PDA

View Full Version : PZK-2


WhoNeedsRunways
12th Oct 2000, 18:44
All :

While trogging round the Weston-super-Mare Helicopter museum last weekend, I saw a model of a helicopter that I've not seen anywhere else before.

It's designated a PZK-2, and dates from WWI or just after. It's a contra-rotating co-axial design, with 2-bladed wooden main rotors, and three booms for the body, each of which resembles an A-frame, all connected together at a central body.

There are plastic scale kits available but I didn't get one. I'm just intrigued as to why I've never seen this before.

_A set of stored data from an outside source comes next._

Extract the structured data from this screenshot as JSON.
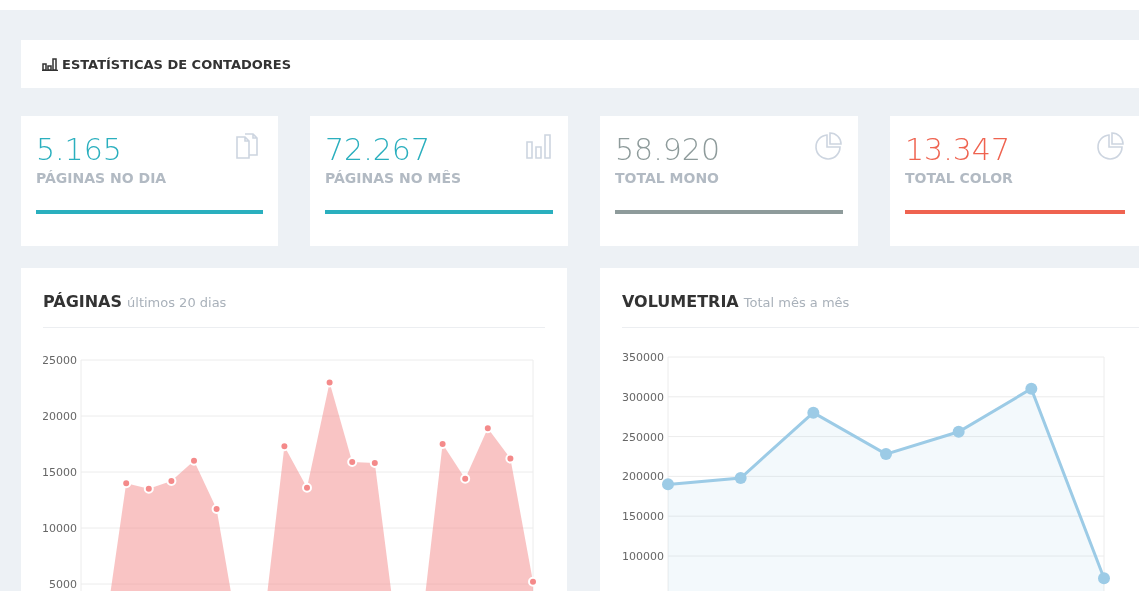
{
  "header": {
    "title": "ESTATÍSTICAS DE CONTADORES"
  },
  "stats": [
    {
      "value": "5.165",
      "label": "PÁGINAS NO DIA",
      "color": "#2aafbe",
      "kind": "pages"
    },
    {
      "value": "72.267",
      "label": "PÁGINAS NO MÊS",
      "color": "#2aafbe",
      "kind": "bars"
    },
    {
      "value": "58.920",
      "label": "TOTAL MONO",
      "color": "#8e9b9b",
      "kind": "pie"
    },
    {
      "value": "13.347",
      "label": "TOTAL COLOR",
      "color": "#ef6350",
      "kind": "pie"
    }
  ],
  "charts": [
    {
      "title": "PÁGINAS",
      "subtitle": "últimos 20 dias",
      "chart_data": {
        "type": "area",
        "grid": true,
        "ylim": [
          0,
          25000
        ],
        "yticks": [
          5000,
          10000,
          15000,
          20000,
          25000
        ],
        "series": [
          {
            "color": "#f48a8a",
            "values": [
              0,
              0,
              14000,
              13500,
              14200,
              16000,
              11700,
              0,
              0,
              17300,
              13600,
              23000,
              15900,
              15800,
              0,
              0,
              17500,
              14400,
              18900,
              16200,
              5200
            ]
          }
        ]
      }
    },
    {
      "title": "VOLUMETRIA",
      "subtitle": "Total mês a mês",
      "chart_data": {
        "type": "area",
        "grid": true,
        "ylim": [
          0,
          350000
        ],
        "yticks": [
          100000,
          150000,
          200000,
          250000,
          300000,
          350000
        ],
        "series": [
          {
            "color": "#9ccbe6",
            "values": [
              190000,
              198000,
              280000,
              228000,
              256000,
              310000,
              72000
            ]
          }
        ]
      }
    }
  ]
}
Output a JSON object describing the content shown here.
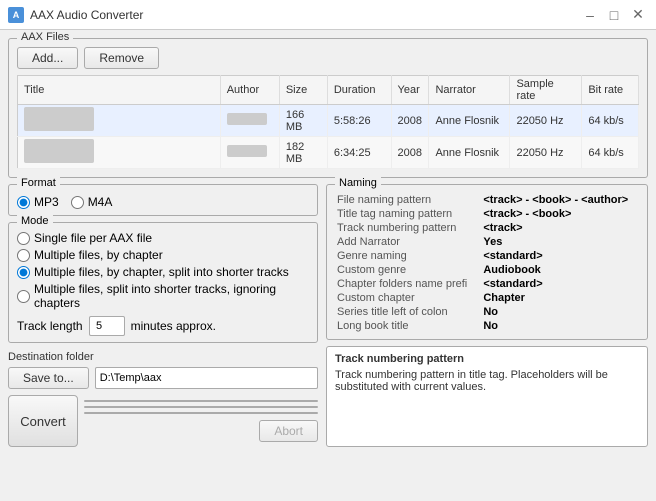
{
  "titleBar": {
    "title": "AAX Audio Converter",
    "icon": "A",
    "minimizeLabel": "–",
    "maximizeLabel": "□",
    "closeLabel": "✕"
  },
  "aaxFiles": {
    "groupLabel": "AAX Files",
    "addButton": "Add...",
    "removeButton": "Remove"
  },
  "table": {
    "columns": [
      "Title",
      "Author",
      "Size",
      "Duration",
      "Year",
      "Narrator",
      "Sample rate",
      "Bit rate"
    ],
    "rows": [
      {
        "title": "",
        "author": "",
        "size": "166 MB",
        "duration": "5:58:26",
        "year": "2008",
        "narrator": "Anne Flosnik",
        "sampleRate": "22050 Hz",
        "bitRate": "64 kb/s"
      },
      {
        "title": "",
        "author": "",
        "size": "182 MB",
        "duration": "6:34:25",
        "year": "2008",
        "narrator": "Anne Flosnik",
        "sampleRate": "22050 Hz",
        "bitRate": "64 kb/s"
      }
    ]
  },
  "format": {
    "groupLabel": "Format",
    "options": [
      "MP3",
      "M4A"
    ],
    "selected": "MP3"
  },
  "mode": {
    "groupLabel": "Mode",
    "options": [
      "Single file per AAX file",
      "Multiple files, by chapter",
      "Multiple files, by chapter, split into shorter tracks",
      "Multiple files, split into shorter tracks, ignoring chapters"
    ],
    "selected": 2
  },
  "trackLength": {
    "label": "Track length",
    "value": "5",
    "suffix": "minutes approx."
  },
  "destination": {
    "label": "Destination folder",
    "saveButton": "Save to...",
    "path": "D:\\Temp\\aax"
  },
  "naming": {
    "groupLabel": "Naming",
    "rows": [
      {
        "key": "File naming pattern",
        "value": "<track> - <book> - <author>",
        "disabled": false
      },
      {
        "key": "Title tag naming pattern",
        "value": "<track> - <book>",
        "disabled": false
      },
      {
        "key": "Track numbering pattern",
        "value": "<track>",
        "disabled": false
      },
      {
        "key": "Add Narrator",
        "value": "Yes",
        "disabled": false
      },
      {
        "key": "Genre naming",
        "value": "<standard>",
        "disabled": false
      },
      {
        "key": "Custom genre",
        "value": "Audiobook",
        "disabled": false
      },
      {
        "key": "Chapter folders name prefi",
        "value": "<standard>",
        "disabled": false
      },
      {
        "key": "Custom chapter",
        "value": "Chapter",
        "disabled": false
      },
      {
        "key": "Series title left of colon",
        "value": "No",
        "disabled": false
      },
      {
        "key": "Long book title",
        "value": "No",
        "disabled": false
      }
    ]
  },
  "infoBox": {
    "title": "Track numbering pattern",
    "description": "Track numbering pattern in title tag. Placeholders will be substituted with current values."
  },
  "convertButton": "Convert",
  "abortButton": "Abort"
}
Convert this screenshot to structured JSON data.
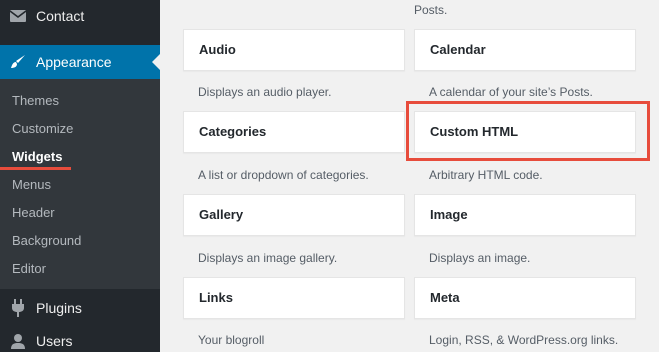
{
  "sidebar": {
    "contact": "Contact",
    "appearance": "Appearance",
    "submenu": [
      "Themes",
      "Customize",
      "Widgets",
      "Menus",
      "Header",
      "Background",
      "Editor"
    ],
    "plugins": "Plugins",
    "users": "Users"
  },
  "widgets": {
    "top_desc": "Posts.",
    "audio": {
      "title": "Audio",
      "desc": "Displays an audio player."
    },
    "calendar": {
      "title": "Calendar",
      "desc": "A calendar of your site’s Posts."
    },
    "categories": {
      "title": "Categories",
      "desc": "A list or dropdown of categories."
    },
    "custom_html": {
      "title": "Custom HTML",
      "desc": "Arbitrary HTML code."
    },
    "gallery": {
      "title": "Gallery",
      "desc": "Displays an image gallery."
    },
    "image": {
      "title": "Image",
      "desc": "Displays an image."
    },
    "links": {
      "title": "Links",
      "desc": "Your blogroll"
    },
    "meta": {
      "title": "Meta",
      "desc": "Login, RSS, & WordPress.org links."
    }
  },
  "colors": {
    "sidebar_bg": "#23282d",
    "submenu_bg": "#32373c",
    "accent": "#0073aa",
    "highlight": "#e74c3c"
  }
}
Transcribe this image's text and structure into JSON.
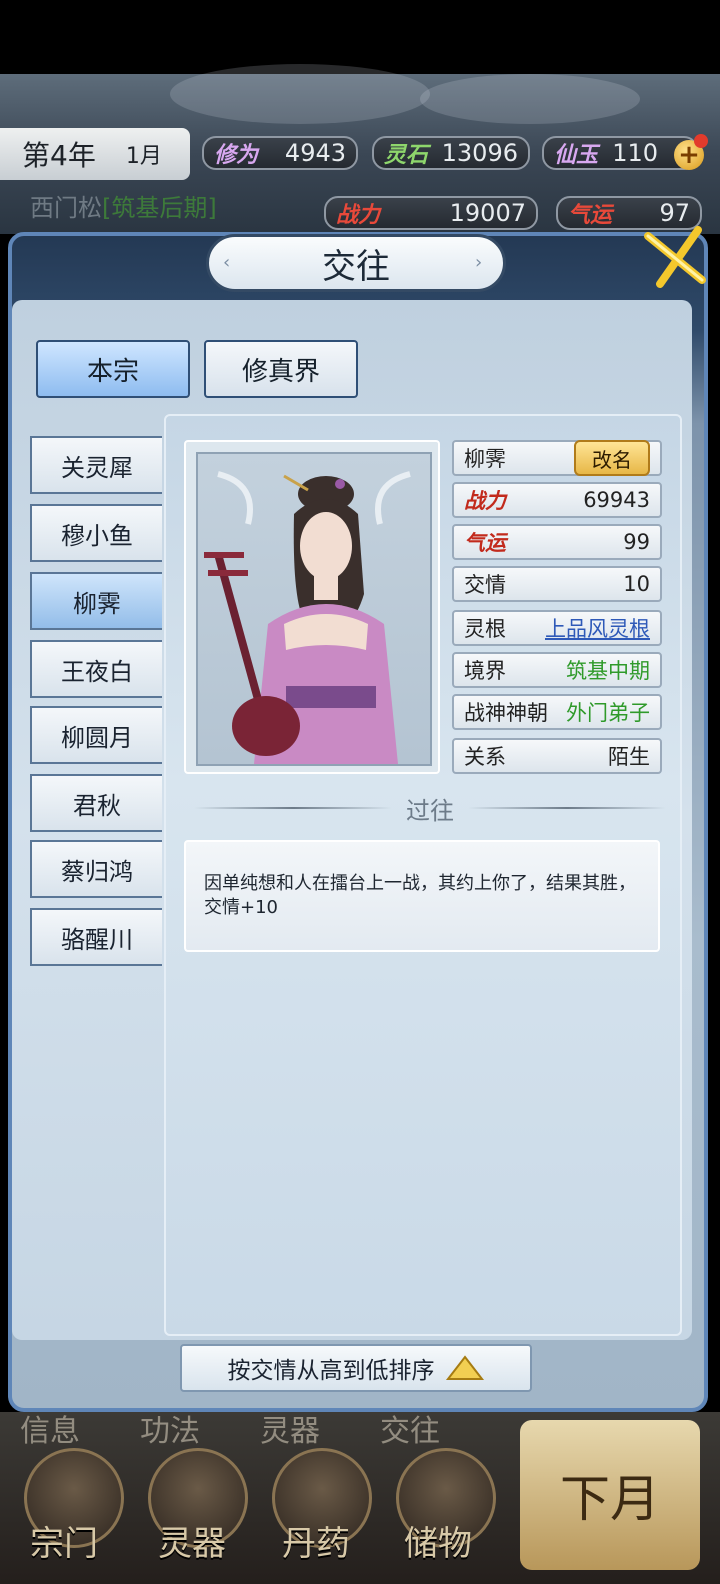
{
  "status": {
    "year": "第4年",
    "month": "1月",
    "resources": [
      {
        "label": "修为",
        "value": "4943",
        "color": "#d8a8f0"
      },
      {
        "label": "灵石",
        "value": "13096",
        "color": "#8ed66c"
      },
      {
        "label": "仙玉",
        "value": "110",
        "color": "#d8a8f0"
      }
    ],
    "player_name": "西门松",
    "player_realm": "[筑基后期]",
    "power": {
      "label": "战力",
      "value": "19007",
      "color": "#e8493a"
    },
    "luck": {
      "label": "气运",
      "value": "97",
      "color": "#e8493a"
    }
  },
  "dialog": {
    "title": "交往",
    "tabs": [
      {
        "label": "本宗",
        "active": true
      },
      {
        "label": "修真界",
        "active": false
      }
    ],
    "characters": [
      {
        "name": "关灵犀",
        "active": false
      },
      {
        "name": "穆小鱼",
        "active": false
      },
      {
        "name": "柳霁",
        "active": true
      },
      {
        "name": "王夜白",
        "active": false
      },
      {
        "name": "柳圆月",
        "active": false
      },
      {
        "name": "君秋",
        "active": false
      },
      {
        "name": "蔡归鸿",
        "active": false
      },
      {
        "name": "骆醒川",
        "active": false
      }
    ],
    "detail": {
      "name": "柳霁",
      "rename_label": "改名",
      "stats": [
        {
          "label": "战力",
          "value": "69943",
          "styled": true,
          "value_color": "#222222"
        },
        {
          "label": "气运",
          "value": "99",
          "styled": true,
          "value_color": "#222222"
        },
        {
          "label": "交情",
          "value": "10",
          "styled": false,
          "value_color": "#222222"
        },
        {
          "label": "灵根",
          "value": "上品风灵根",
          "styled": false,
          "value_color": "#2e59b8"
        },
        {
          "label": "境界",
          "value": "筑基中期",
          "styled": false,
          "value_color": "#2f9a2a"
        },
        {
          "label": "战神神朝",
          "value": "外门弟子",
          "styled": false,
          "value_color": "#2f9a2a"
        },
        {
          "label": "关系",
          "value": "陌生",
          "styled": false,
          "value_color": "#222222"
        }
      ],
      "history_title": "过往",
      "history": [
        "因单纯想和人在擂台上一战，其约上你了，结果其胜，交情+10"
      ]
    },
    "sort_label": "按交情从高到低排序"
  },
  "bottom_nav": {
    "faded_labels": [
      "信息",
      "功法",
      "灵器",
      "交往"
    ],
    "items": [
      "宗门",
      "灵器",
      "丹药",
      "储物"
    ],
    "next_month": "下月"
  }
}
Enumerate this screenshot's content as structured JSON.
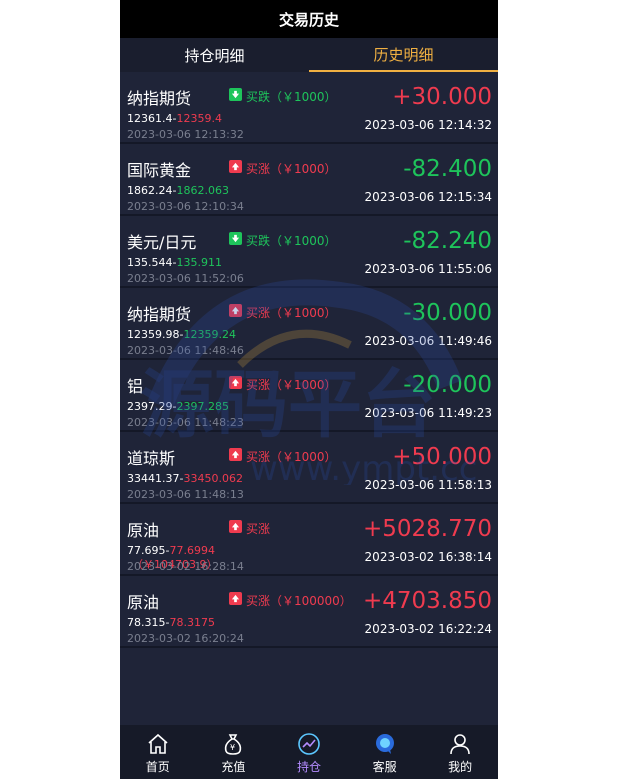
{
  "title": "交易历史",
  "tabs": [
    {
      "label": "持仓明细",
      "active": false
    },
    {
      "label": "历史明细",
      "active": true
    }
  ],
  "records": [
    {
      "name": "纳指期货",
      "direction": "down",
      "direction_label": "买跌（￥1000）",
      "open_price": "12361.4",
      "close_price": "12359.4",
      "close_color": "red",
      "open_time": "2023-03-06 12:13:32",
      "profit": "+30.000",
      "profit_color": "red",
      "close_time": "2023-03-06 12:14:32",
      "amount_line": ""
    },
    {
      "name": "国际黄金",
      "direction": "up",
      "direction_label": "买涨（￥1000）",
      "open_price": "1862.24",
      "close_price": "1862.063",
      "close_color": "green",
      "open_time": "2023-03-06 12:10:34",
      "profit": "-82.400",
      "profit_color": "green",
      "close_time": "2023-03-06 12:15:34",
      "amount_line": ""
    },
    {
      "name": "美元/日元",
      "direction": "down",
      "direction_label": "买跌（￥1000）",
      "open_price": "135.544",
      "close_price": "135.911",
      "close_color": "green",
      "open_time": "2023-03-06 11:52:06",
      "profit": "-82.240",
      "profit_color": "green",
      "close_time": "2023-03-06 11:55:06",
      "amount_line": ""
    },
    {
      "name": "纳指期货",
      "direction": "up",
      "direction_label": "买涨（￥1000）",
      "open_price": "12359.98",
      "close_price": "12359.24",
      "close_color": "green",
      "open_time": "2023-03-06 11:48:46",
      "profit": "-30.000",
      "profit_color": "green",
      "close_time": "2023-03-06 11:49:46",
      "amount_line": ""
    },
    {
      "name": "铝",
      "direction": "up",
      "direction_label": "买涨（￥1000）",
      "open_price": "2397.29",
      "close_price": "2397.285",
      "close_color": "green",
      "open_time": "2023-03-06 11:48:23",
      "profit": "-20.000",
      "profit_color": "green",
      "close_time": "2023-03-06 11:49:23",
      "amount_line": ""
    },
    {
      "name": "道琼斯",
      "direction": "up",
      "direction_label": "买涨（￥1000）",
      "open_price": "33441.37",
      "close_price": "33450.062",
      "close_color": "red",
      "open_time": "2023-03-06 11:48:13",
      "profit": "+50.000",
      "profit_color": "red",
      "close_time": "2023-03-06 11:58:13",
      "amount_line": ""
    },
    {
      "name": "原油",
      "direction": "up",
      "direction_label": "买涨",
      "open_price": "77.695",
      "close_price": "77.6994",
      "close_color": "red",
      "open_time": "2023-03-02 16:28:14",
      "profit": "+5028.770",
      "profit_color": "red",
      "close_time": "2023-03-02 16:38:14",
      "amount_line": "（￥104703.9）"
    },
    {
      "name": "原油",
      "direction": "up",
      "direction_label": "买涨（￥100000）",
      "open_price": "78.315",
      "close_price": "78.3175",
      "close_color": "red",
      "open_time": "2023-03-02 16:20:24",
      "profit": "+4703.850",
      "profit_color": "red",
      "close_time": "2023-03-02 16:22:24",
      "amount_line": ""
    }
  ],
  "watermark": {
    "text": "源码平台",
    "url": "www.ympt.cc"
  },
  "nav": [
    {
      "label": "首页",
      "icon": "home-icon",
      "active": false
    },
    {
      "label": "充值",
      "icon": "money-bag-icon",
      "active": false
    },
    {
      "label": "持仓",
      "icon": "chart-icon",
      "active": true
    },
    {
      "label": "客服",
      "icon": "service-icon",
      "active": false
    },
    {
      "label": "我的",
      "icon": "user-icon",
      "active": false
    }
  ],
  "colors": {
    "up": "#ef3b4f",
    "down": "#1ec45b",
    "accent": "#f0b042",
    "nav_active": "#b48cff",
    "background": "#1f2438"
  }
}
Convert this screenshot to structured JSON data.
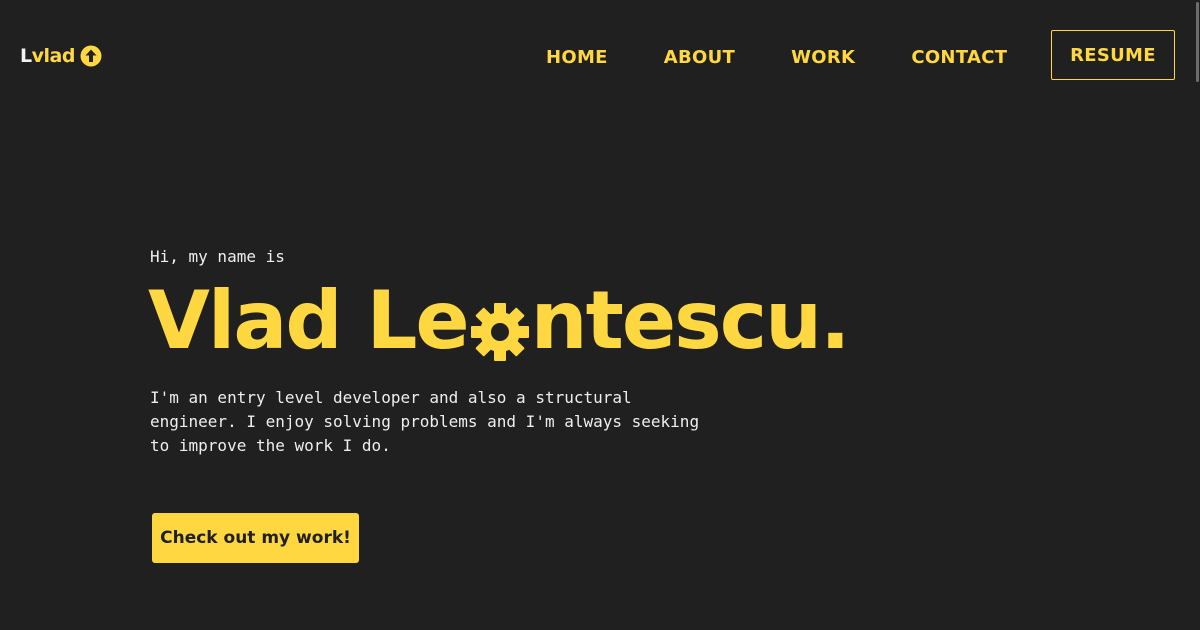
{
  "brand": {
    "logo_prefix": "L",
    "logo_text": "vlad",
    "logo_icon": "arrow-up-circle-icon"
  },
  "nav": {
    "items": [
      {
        "label": "HOME"
      },
      {
        "label": "ABOUT"
      },
      {
        "label": "WORK"
      },
      {
        "label": "CONTACT"
      }
    ],
    "resume_label": "RESUME"
  },
  "hero": {
    "greeting": "Hi, my name is",
    "name_before_icon": "Vlad Le",
    "name_icon": "gear-icon",
    "name_after_icon": "ntescu.",
    "description": "I'm an entry level developer and also a structural engineer. I enjoy solving problems and I'm always seeking to improve the work I do.",
    "cta_label": "Check out my work!"
  },
  "colors": {
    "background": "#202020",
    "accent": "#ffd740",
    "text": "#eeeeee"
  }
}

Any ideas ? Even www.helis.com (http://www.helis.com) didn't appear to have anything.

hover lover
28th Oct 2000, 07:48
WNR -
Just came across your posting. Turns out the Summer 2000 issue of ROTOR magazine printed by HAI has your answer.
[[Warning: LONG POST]]
Little is known about the PKZ2. What is known is that it was the second helicopter to come out of the Petroczy, Kaman, Zurovec office, and that it was probably the world's first truly flying helicopter. Its inception was in 1918. Its purpose to replace tethered observer baloons.....
The project led by Vilem Zurovec began in early 1918. The first test flight was in April 1918. The aircraft when loaded with enough fuel for a sixty minute flight, weighed 1200 kilograms. It made several successful unmanned flights. Unfortunately the Austrian Army was unable to use it because minor problems prevented it from going into full production prior to the Armistice..........
The craft was a light tubular structure with four bag type pneumatic shock absorbers, 3 mounted on outriggers and 1 central mounted.
There were 3 tether cables to adjust flight altitude. Two counter-rotating airscrews with diameter of six metres, driven by 3 Gnome rotary engines, 120 hp apiece. A observer would stand in the nachelle mounted above the airscrews, nachelle looked similar to an oversize 55 gal oil drum....

WNR, there is an advantage to living 4 miles due west of Helicopter Association International hdqr!

WhoNeedsRunways
28th Oct 2000, 11:11
Hover :

Thanks for that. Do you know if the article is on line ?

And, as I say, if people REALLY want, there is a plastic kit available. That's the advantage in living less than an hour's drive from the International Helicopter Museum.